Im ersten Prozess hatte die Verteidigung argumentiert, dass die Bank keinerlei Kenntnisse hatte, ob die Gelder französischer Kunden in der Schweiz versteuert waren oder nicht. Zumal dies die Bank laut Schweizer Recht auch gar nicht abfragen musste.
Hoffen auf EU-Recht
Nun setzt die Verteidigung ein paar Stufen höher an: Ins Zentrum rückt das Zinsbesteuerungsabkommen zwischen der EU und der Schweiz, das am 1. Juli 2005 in Kraft trat. Es sah vor, dass EU-Kunden bei Schweizer Banken die Wahl hatten, entweder ihre Zinserträge dem heimischen Fiskus offenzulegen oder eine Quellensteuer zu zahlen. Laut Juristenkreisen wird im Berufungsprozess entscheidend sein, wie dieses Abkommen staatsrechtlich zu werten ist, konkret, ob dieses EU-Recht französischem Recht vorgeht.
Das ist die Hoffnung der UBS. Denn mit diesem Abkommen hätten die EU-Staaten akzeptiert, dass Bankgeschäfte unter Wahrung des Bankkundengeheimnisses fortgesetzt werden dürfen. Wenn nun solche Geschäfte als Geldwäscherei im Rückblick kriminalisiert würden, verstosse das gegen den Grundsatz von Treu und Glauben. Als eine denkbare Option gilt, die staatsrechtliche Bewertung des Zinsabkommens im Zuge des Berufungsprozesses dem Europäischen Gerichtshof vorzulegen – was das Verfahren in Paris wohl erheblich verzögern dürfte.
Ob die UBS mit dieser Argumentation das Blatt für sich zu wenden vermag, gilt als vollkommen offen. Das Argument mit dem Zinsabkommen hatte die Grossbank schon im ersten Prozess gebracht, die erste Instanz war aber nicht darauf eingegangen.
3900 französische UBS-Kunden haben 620 Millionen Euro Steuern nachgezahlt.
Berechtigte Hoffnungen gibt es indes, dass selbst im Fall einer erneuten Verurteilung die Busse substanziell tiefer ausfallen könnte. Der Grund dafür liegt in einem Urteil des französischen Kassationsgerichts vom September 2019. Das Gericht legte darin fest, dass als Bemessungsgrundlage für die Busse bei Geldwäscherei in Verbindung mit Steuerbetrug nicht die hinterzogenen Gelder heranzuziehen sind, sondern die tatsächlich hinterzogenen Steuern. Letzteres hatte die erste Instanz im UBS-Prozess getan.

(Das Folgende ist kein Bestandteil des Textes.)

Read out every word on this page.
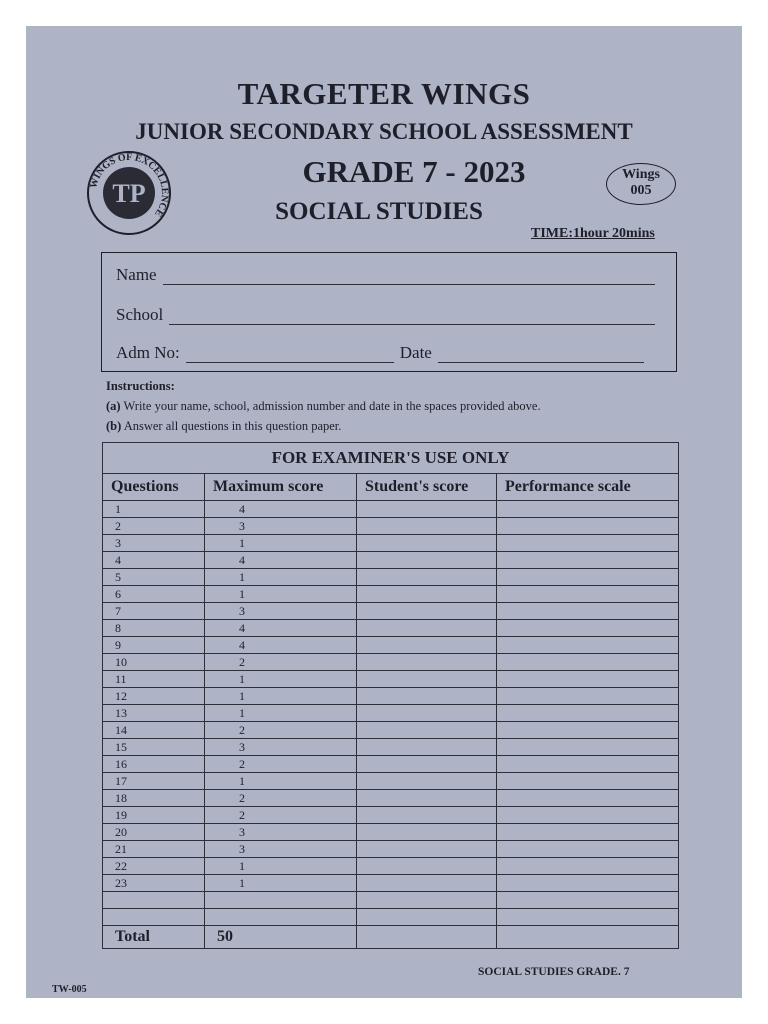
WINGS OF EXCELLENCE
TP
TARGETER WINGS
JUNIOR SECONDARY SCHOOL ASSESSMENT
GRADE 7 - 2023
SOCIAL STUDIES
Wings
005
TIME:1hour 20mins
Name
School
Adm No:	Date
Instructions:
(a) Write your name, school, admission number and date in the spaces provided above.
(b) Answer all questions in this question paper.
FOR EXAMINER'S USE ONLY			
Questions	Maximum score	Student's score	Performance scale
1	4		
2	3		
3	1		
4	4		
5	1		
6	1		
7	3		
8	4		
9	4		
10	2		
11	1		
12	1		
13	1		
14	2		
15	3		
16	2		
17	1		
18	2		
19	2		
20	3		
21	3		
22	1		
23	1		

Total	50		
SOCIAL STUDIES GRADE. 7
TW-005
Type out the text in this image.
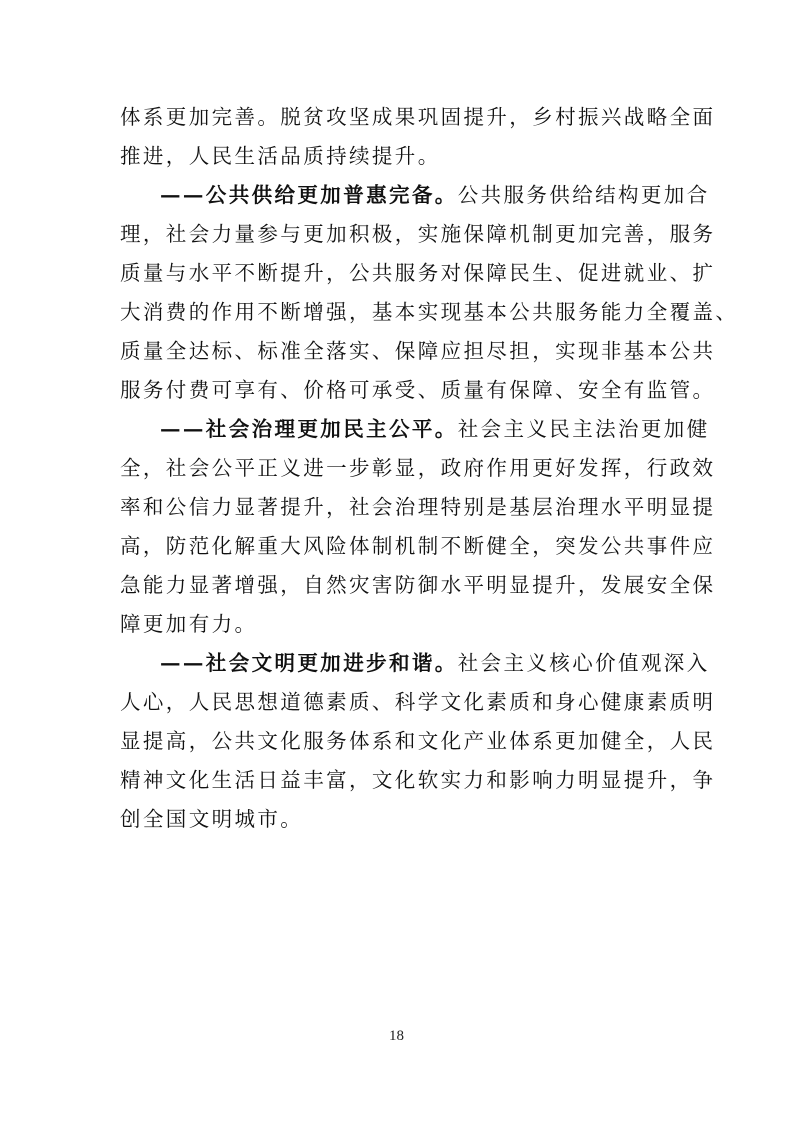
体系更加完善。脱贫攻坚成果巩固提升，乡村振兴战略全面
推进，人民生活品质持续提升。
——公共供给更加普惠完备。公共服务供给结构更加合
理，社会力量参与更加积极，实施保障机制更加完善，服务
质量与水平不断提升，公共服务对保障民生、促进就业、扩
大消费的作用不断增强，基本实现基本公共服务能力全覆盖、
质量全达标、标准全落实、保障应担尽担，实现非基本公共
服务付费可享有、价格可承受、质量有保障、安全有监管。
——社会治理更加民主公平。社会主义民主法治更加健
全，社会公平正义进一步彰显，政府作用更好发挥，行政效
率和公信力显著提升，社会治理特别是基层治理水平明显提
高，防范化解重大风险体制机制不断健全，突发公共事件应
急能力显著增强，自然灾害防御水平明显提升，发展安全保
障更加有力。
——社会文明更加进步和谐。社会主义核心价值观深入
人心，人民思想道德素质、科学文化素质和身心健康素质明
显提高，公共文化服务体系和文化产业体系更加健全，人民
精神文化生活日益丰富，文化软实力和影响力明显提升，争
创全国文明城市。
18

Insgesamt hatten die 3900 französischen UBS-Kunden 620 Millionen Euro Steuern nachgezahlt. Wird dieser Betrag und nicht die nachdeklarierten 3,7 Milliarden Euro Kundengelder der Bussenberechnung zugrunde gelegt, könnte UBS-Chefjurist Diethelm möglicherweise seinem Arbeitgeber wenn schon keinen Freispruch, dann zumindest eine billigere Busse bieten.
Wie auch immer der neue Prozess, der bis zum 24. März angesetzt ist, ausgehen wird: Als sicher gilt nur, dass die unterlegene Seite das Verfahren an das Kassationsgericht weiterziehen wird. Bis der Streit zu Ende ist, könnte Diethelm dann vielleicht schon in Rente sein.